§ 153.037 COMPLETION OF NON-CONFORMING PROJECTS.
   (A)    All non-conforming projects on which construction was begun at least 180 days before the effective date of this chapter as well as all non-conforming projects that are at least 25% completed in terms of the total expected cost of the project on the effective date of this chapter may be completed in accordance with the terms of their permits, so long as these permits were validly issued and remain unrevoked and unexpired. If a development is designed to be completed in stages, this division (A) shall apply only to the particular phase under construction.
   (B)   Except as provided in division (A) above, all work on any non-conforming project shall cease on the effective date of this chapter, and all permits previously issued for work on non-conforming projects shall be revoked as of that date. Thereafter, work on non-conforming projects may begin or may be continued only pursuant to a zoning, special use, or sign permit issued in accordance with this section by the individual or board authorized by this chapter to issue permits for the type of development proposed. The permit-issuing authority shall issue such a permit if it finds that the applicant has, in good faith, made substantial expenditures or incurred substantial binding obligations or otherwise changed his or her position in some substantial way in reasonable reliance on the land use law as it existed before the effective date of this chapter and thereby would be unreasonably prejudiced if not allowed to complete his or her project as proposed. In considering whether these findings may be made, the permit-issuing authority shall be guided by the following, as well as other relevant considerations.
      (1)   All expenditures made pursuant to a validly issued and unrevoked building, zoning, sign or special use permit shall be considered as evidence of reasonable reliance on the land use law that existed before this chapter became effective.

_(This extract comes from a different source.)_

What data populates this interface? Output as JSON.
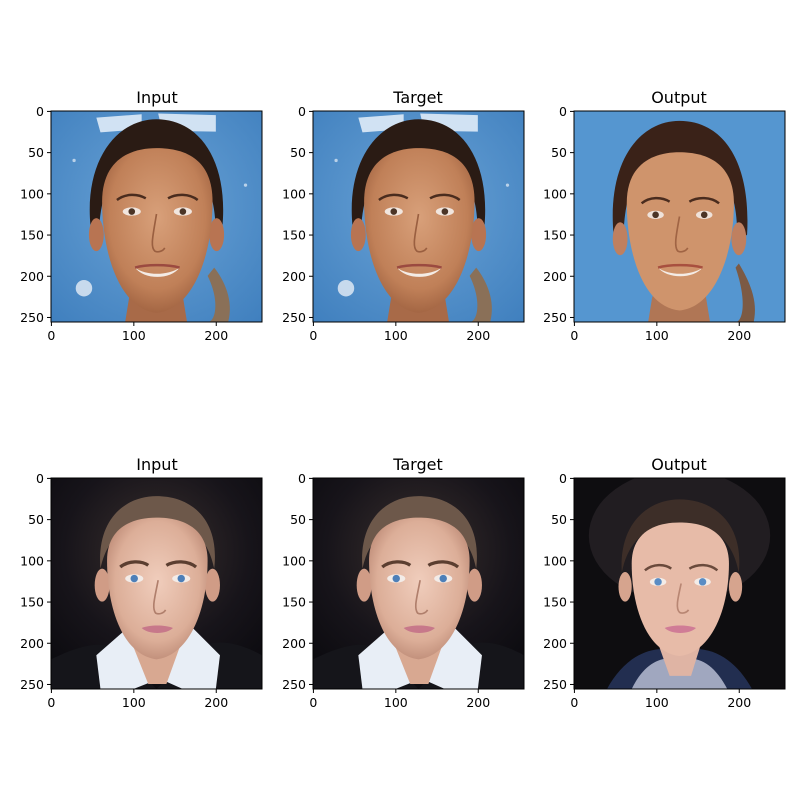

      (2)   Except as provided in division (B)(1) above, no expenditures made more than 180 days before the effective date of this chapter may be considered as evidence of reasonable reliance on the land use law that existed before this chapter became effective. An expenditure is made at the time a party incurs a binding obligation to make that expenditure.
      (3)   To the extent that expenditures are recoverable with a reasonable effort, a party shall not be considered prejudiced by having made those expenditures. For example, a party shall not be considered prejudiced by having made some expenditure to acquire a potential development site if the property obtained is approximately as valuable under the new classification as it was under the old, for the expenditure can be recovered by a resale of the property.

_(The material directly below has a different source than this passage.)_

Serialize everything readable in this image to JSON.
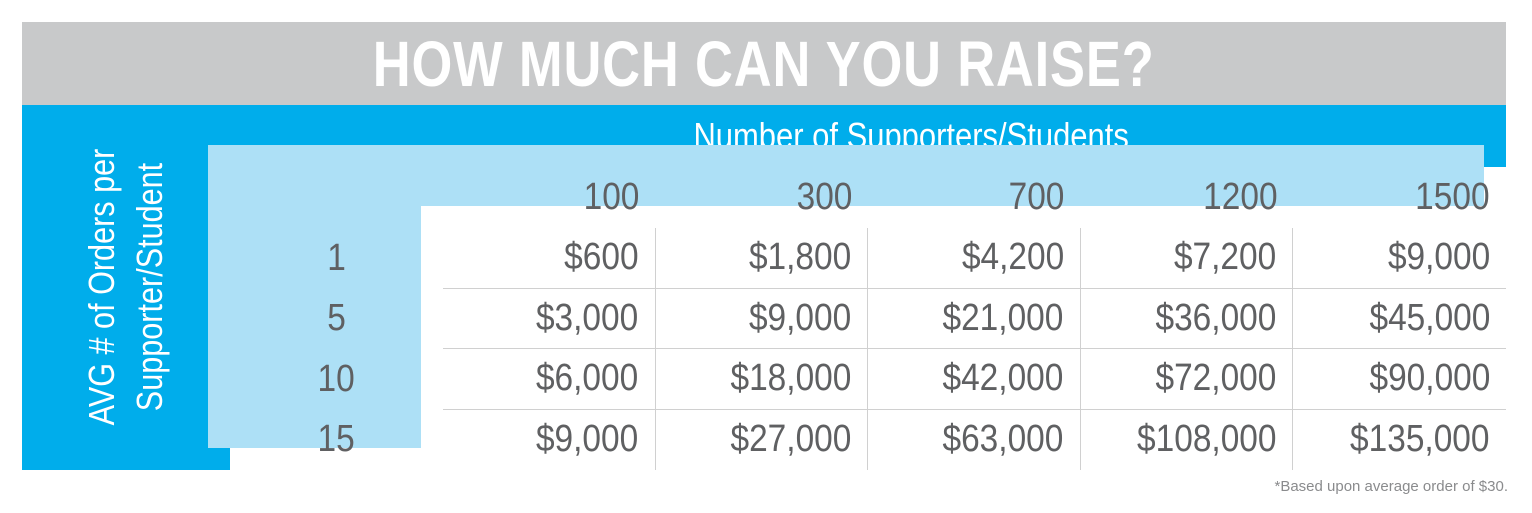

      (4)   To the extent that a non-conforming project can be made conforming and that expenditures made or obligations incurred can be effectively utilized in the completion of a conforming project, a party shall not be considered prejudiced by having made such expenditures.
      (5)   An expenditure shall be considered substantial if it is significant both in dollar amount and in terms of:
         (a)   The total estimated cost of the proposed project; and
         (b)   The ordinary business practices of the developer.

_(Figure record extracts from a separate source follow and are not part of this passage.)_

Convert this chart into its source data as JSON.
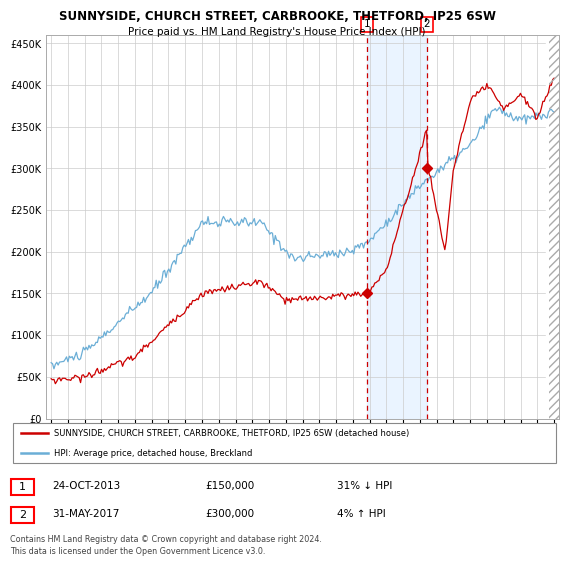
{
  "title": "SUNNYSIDE, CHURCH STREET, CARBROOKE, THETFORD, IP25 6SW",
  "subtitle": "Price paid vs. HM Land Registry's House Price Index (HPI)",
  "legend_line1": "SUNNYSIDE, CHURCH STREET, CARBROOKE, THETFORD, IP25 6SW (detached house)",
  "legend_line2": "HPI: Average price, detached house, Breckland",
  "footer": "Contains HM Land Registry data © Crown copyright and database right 2024.\nThis data is licensed under the Open Government Licence v3.0.",
  "sale1_label": "1",
  "sale1_date": "24-OCT-2013",
  "sale1_price": "£150,000",
  "sale1_hpi": "31% ↓ HPI",
  "sale2_label": "2",
  "sale2_date": "31-MAY-2017",
  "sale2_price": "£300,000",
  "sale2_hpi": "4% ↑ HPI",
  "hpi_color": "#6baed6",
  "price_color": "#cc0000",
  "vline_color": "#cc0000",
  "shade_color": "#ddeeff",
  "background_color": "#ffffff",
  "grid_color": "#cccccc",
  "ylim": [
    0,
    460000
  ],
  "yticks": [
    0,
    50000,
    100000,
    150000,
    200000,
    250000,
    300000,
    350000,
    400000,
    450000
  ],
  "year_start": 1995,
  "year_end": 2025,
  "sale1_year": 2013.82,
  "sale2_year": 2017.42
}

      (6)   A person shall be considered to have acted in good faith if actual knowledge of a proposed change in the land use law affecting the proposed development site could not be attributed to him or her.
      (7)   Even though a person had actual knowledge of a proposed change in the land use affecting a development site, the permit-issuing authority may still find that he or she acted in good faith if he or she did not proceed with his or her plans in a deliberate attempt to circumvent the effects of the proposed ordinance. The permit-issuing authority may find that the developer did not proceed in an attempt to undermine the proposed ordinance if it determines that:
         (a)   At the time the expenditures were made, either there was considerable doubt about whether any ordinance would ultimately be passed, or it was not clear that the proposed ordinance would prohibit the intended development; and
         (b)   The developer had legitimate business reasons for making expenditures.
   (C)   The permit-issuing authority shall not consider any application for the permit authorized by division (B) above that is submitted more than 60 days after the effective date of this chapter. The permit-issuing authority may waive this requirement for good cause shown, but in no case may it extend the application deadline beyond one year.
   (D)   The permit-issuing authority shall establish expedited procedures for hearing applications for permits under this section, so that construction work is not needlessly interrupted.
   (E)   When it appears from the developer's plans or otherwise that the non-conforming project was intended to be or reasonably could be completed in stages, segments or other discrete units, the permit-issuing authority shall not allow the non-conforming project to be constructed or completed in a fashion that is larger or more extensive than is necessary to ensure reasonable completion of the project.